Kis, sapaan Kisworo, sepakat mudahnya Adaro memeroleh izin generasi kedua tambang batu bara tak lepas dari minimnya nilai tawar pemerintah daerah.

“Reklamasi, pajak, CSR, penyerapan tenaga kerja lokal harusnya jadi parameter dan prasyarat perpanjangan izin Adaro, belum lagi kasus hilangnya Desa Wonorejo,” sambung Kis. “Sekarang coba lihat, ada enggak saham daerah di Adaro?” ujarnya.

Lantas, seberapa penting dana CSR untuk kesejahteraan masyarakat lingkar tambang di mata Kis? Senada Rupang, Kis melihat dana CSR tidak ada apa-apanya dibanding kerusakan lingkungan dan sosial yang ditimbulkan dari aktivitas pertambangan.

“Ibarat gula dan batu,” ujar Kis. CSR merupakan dana wajib sebagai tanggung jawab sosial dan lingkungan perusahaan kepada masyarakat. Nilainya mengacu kepatutan dan kewajaran.

“Perseroan yang tidak melaksanakan kewajiban CSR dapat dikenai sanksi,” ujarnya.

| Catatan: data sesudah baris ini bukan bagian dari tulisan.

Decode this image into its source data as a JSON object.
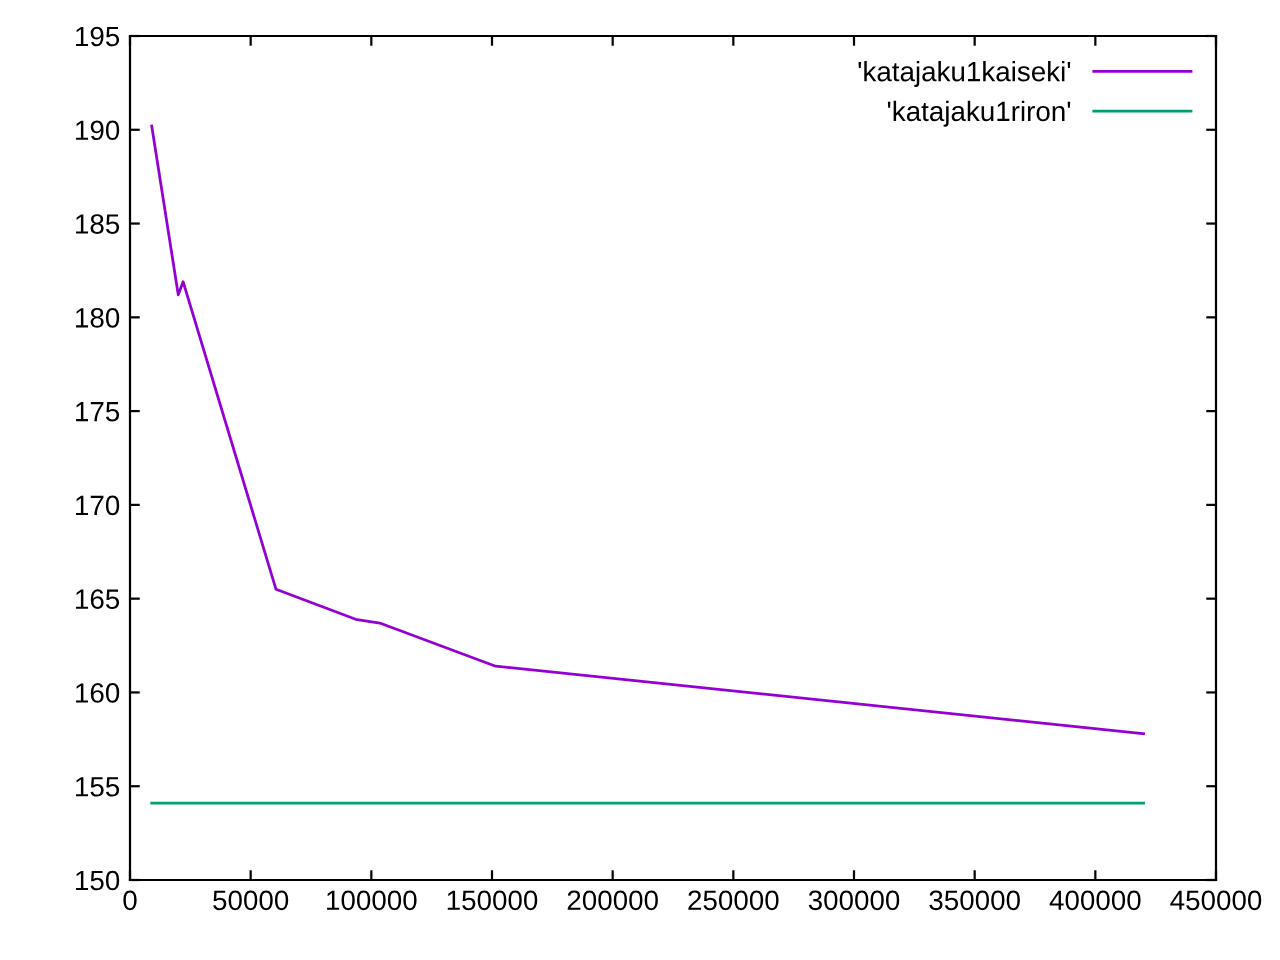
{
  "chart_data": {
    "type": "line",
    "series": [
      {
        "name": "'katajaku1kaiseki'",
        "color": "#9400d3",
        "x": [
          9000,
          20000,
          22000,
          60500,
          93500,
          103500,
          151500,
          420000
        ],
        "values": [
          190.2,
          181.2,
          181.9,
          165.5,
          163.9,
          163.7,
          161.4,
          157.8
        ]
      },
      {
        "name": "'katajaku1riron'",
        "color": "#009e73",
        "x": [
          9000,
          420000
        ],
        "values": [
          154.1,
          154.1
        ]
      }
    ],
    "xlim": [
      0,
      450000
    ],
    "xticks": [
      0,
      50000,
      100000,
      150000,
      200000,
      250000,
      300000,
      350000,
      400000,
      450000
    ],
    "ylim": [
      150,
      195
    ],
    "yticks": [
      150,
      155,
      160,
      165,
      170,
      175,
      180,
      185,
      190,
      195
    ],
    "grid": false,
    "legend": "top right",
    "marker": "none",
    "line_style": "solid"
  }
}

Pemerintah telah resmi memperpanjang izin Adaro per 13 September 2022 hingga 2032 mendatang. Bentuknya tak lagi kontrak PKP2B atau Perjanjian Karya Pengusahaan Pertambangan Batu Bara, melainkan IUPK atau Izin Usaha Pertambangan Khusus.

Tak cuma dana CSR, mengacu pada IUPK-KOP, luas lahan pertambangan Adaro juga menyusut. Dari 31.380 hektare, menjadi 23.942 hektare. Menariknya lagi, DPRD setempat sampai hari ini belum menerima dokumen IUPK-KOP Adaro.

“Seharusnya kami dilibatkan, minimal untuk memberikan masukan. Termasuk soal CSR itu. Tapi, sekarang nasi sudah menjadi bubur,” ujar Wakil Ketua DPRD Tabalong, Habib Muhammad Taufani Al-Kaff.

Ironi Pengangguran di Wilayah Tambang Batu Bara Balangan-Tabalong

Dikonfirmasi, perwakilan Adaro di Tabalong berdalih menyusutnya dana CSR tahun ini bukanlah kewenangan mereka.

“Kita masih menunggu juga dari pimpinan, masih dalam proses kebijakan pimpinan,” kata Community Relations and Mediation Dept Head PT Adaro Indonesia, Djoko Soesilo, dihubungi terpisah, Kamis (22/9) sore.

DPRD Tabalong yang menolak jomplangnya besaran CSR tersebut berencana memanggil kepala teknik tambang Adaro dalam waktu dekat. “Biar semuanya jelas,” ujar Habib Taufan.